Unfortunately I don't have a 50Ω terminator and the scope can't be set to 50Ω. My understanding is that if there is an impedance mismatch between the radio (50Ω) and scope (1MΩ), then current and voltage will not be in phase. So I cannot use P = Vrms^2/R to calculate power. If I can't do anything about the impedance mismatch, is there a formula I can use to calculate power?

>> No.1941636

>>1941628
the transmit power depends on the transmitter and the antenna. connect the transmitter and antenna and then connect the scope across the antenna and because it is high impedance it won't affect the result too much by adding it.

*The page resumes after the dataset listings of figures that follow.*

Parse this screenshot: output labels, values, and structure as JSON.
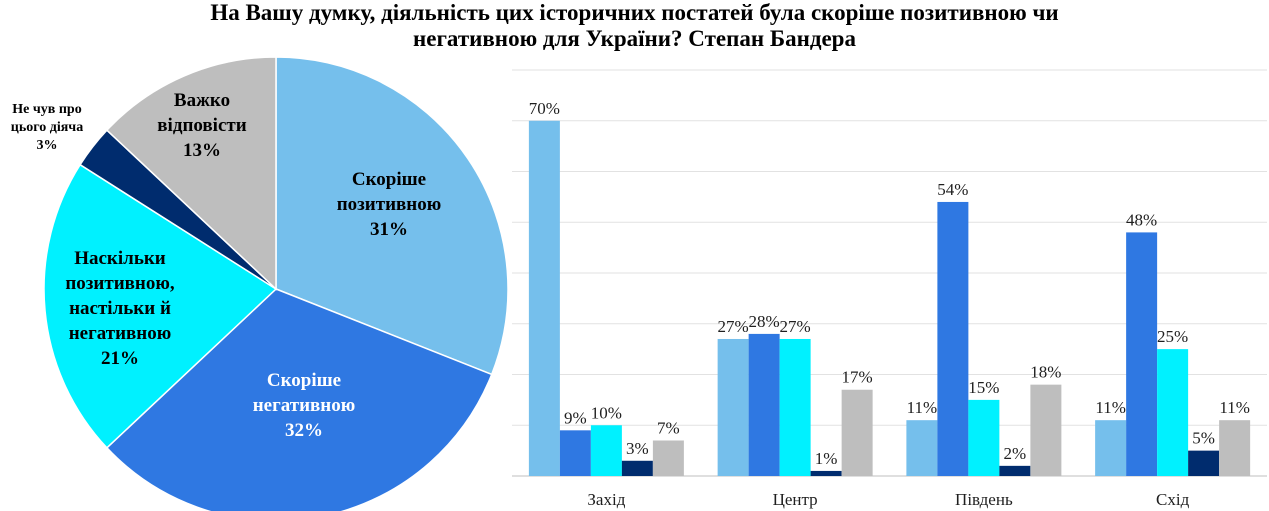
{
  "title": {
    "line1": "На Вашу думку, діяльність цих історичних постатей була скоріше позитивною чи",
    "line2": "негативною для України? Степан Бандера"
  },
  "chart_data": [
    {
      "type": "pie",
      "slices": [
        {
          "label": [
            "Скоріше",
            "позитивною",
            "31%"
          ],
          "value": 31,
          "color": "#75BFEC"
        },
        {
          "label": [
            "Скоріше",
            "негативною",
            "32%"
          ],
          "value": 32,
          "color": "#2F78E2"
        },
        {
          "label": [
            "Наскільки",
            "позитивною,",
            "настільки й",
            "негативною",
            "21%"
          ],
          "value": 21,
          "color": "#00F1FF"
        },
        {
          "label": [
            "Не чув про",
            "цього діяча",
            "3%"
          ],
          "value": 3,
          "color": "#002C6E"
        },
        {
          "label": [
            "Важко",
            "відповісти",
            "13%"
          ],
          "value": 13,
          "color": "#BEBEBE"
        }
      ]
    },
    {
      "type": "bar",
      "categories": [
        "Захід",
        "Центр",
        "Південь",
        "Схід"
      ],
      "ylim": [
        0,
        80
      ],
      "series": [
        {
          "values": [
            70,
            27,
            11,
            11
          ],
          "labels": [
            "70%",
            "27%",
            "11%",
            "11%"
          ],
          "color": "#75BFEC"
        },
        {
          "values": [
            9,
            28,
            54,
            48
          ],
          "labels": [
            "9%",
            "28%",
            "54%",
            "48%"
          ],
          "color": "#2F78E2"
        },
        {
          "values": [
            10,
            27,
            15,
            25
          ],
          "labels": [
            "10%",
            "27%",
            "15%",
            "25%"
          ],
          "color": "#00F1FF"
        },
        {
          "values": [
            3,
            1,
            2,
            5
          ],
          "labels": [
            "3%",
            "1%",
            "2%",
            "5%"
          ],
          "color": "#002C6E"
        },
        {
          "values": [
            7,
            17,
            18,
            11
          ],
          "labels": [
            "7%",
            "17%",
            "18%",
            "11%"
          ],
          "color": "#BEBEBE"
        }
      ]
    }
  ]
}
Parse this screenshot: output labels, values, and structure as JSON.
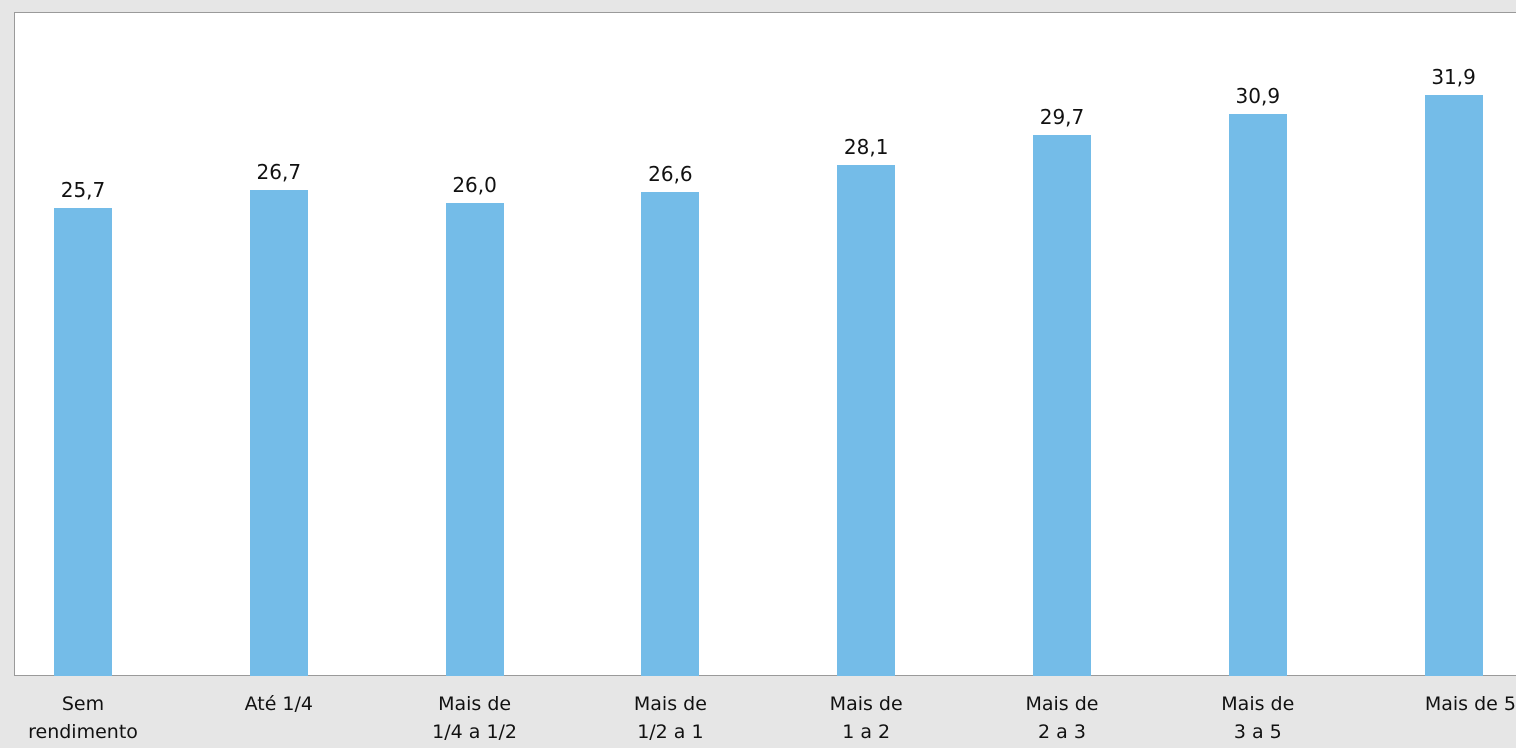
{
  "chart_data": {
    "type": "bar",
    "categories": [
      "Sem\nrendimento",
      "Até 1/4",
      "Mais de\n1/4 a 1/2",
      "Mais de\n1/2 a 1",
      "Mais de\n1 a 2",
      "Mais de\n2 a 3",
      "Mais de\n3 a 5",
      "Mais de 5"
    ],
    "values": [
      25.7,
      26.7,
      26.0,
      26.6,
      28.1,
      29.7,
      30.9,
      31.9
    ],
    "value_labels": [
      "25,7",
      "26,7",
      "26,0",
      "26,6",
      "28,1",
      "29,7",
      "30,9",
      "31,9"
    ],
    "color": "#74bce8"
  }
}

if you have just the transmitter the output power is 0 right because there is no load.
if you have the transmitter and the scope then you are only measuring the power that the transmitter can drive into the scope, if the scope had a 50 ohm setting and you connected the transmitter to it the scope would probably fucking explode because its probably not designed to handle that kind of power input.

if you don't have an antenna then get a 50 ohm power resistor (something you know can handle roughly the power output without exploding) and connect the resistor to the transmitter and then measure the voltage across the resistor using the scope.
the 1Mohm scope and 50 ohm load presents as a 49.9975 ohm load which is close enough and well within what resolution your resistor will be or any kind of changes due to room temperature even.

20MHz on a 50MHz scope will look like dogshit probably and 10mW yeah ok maybe the scope could handle it.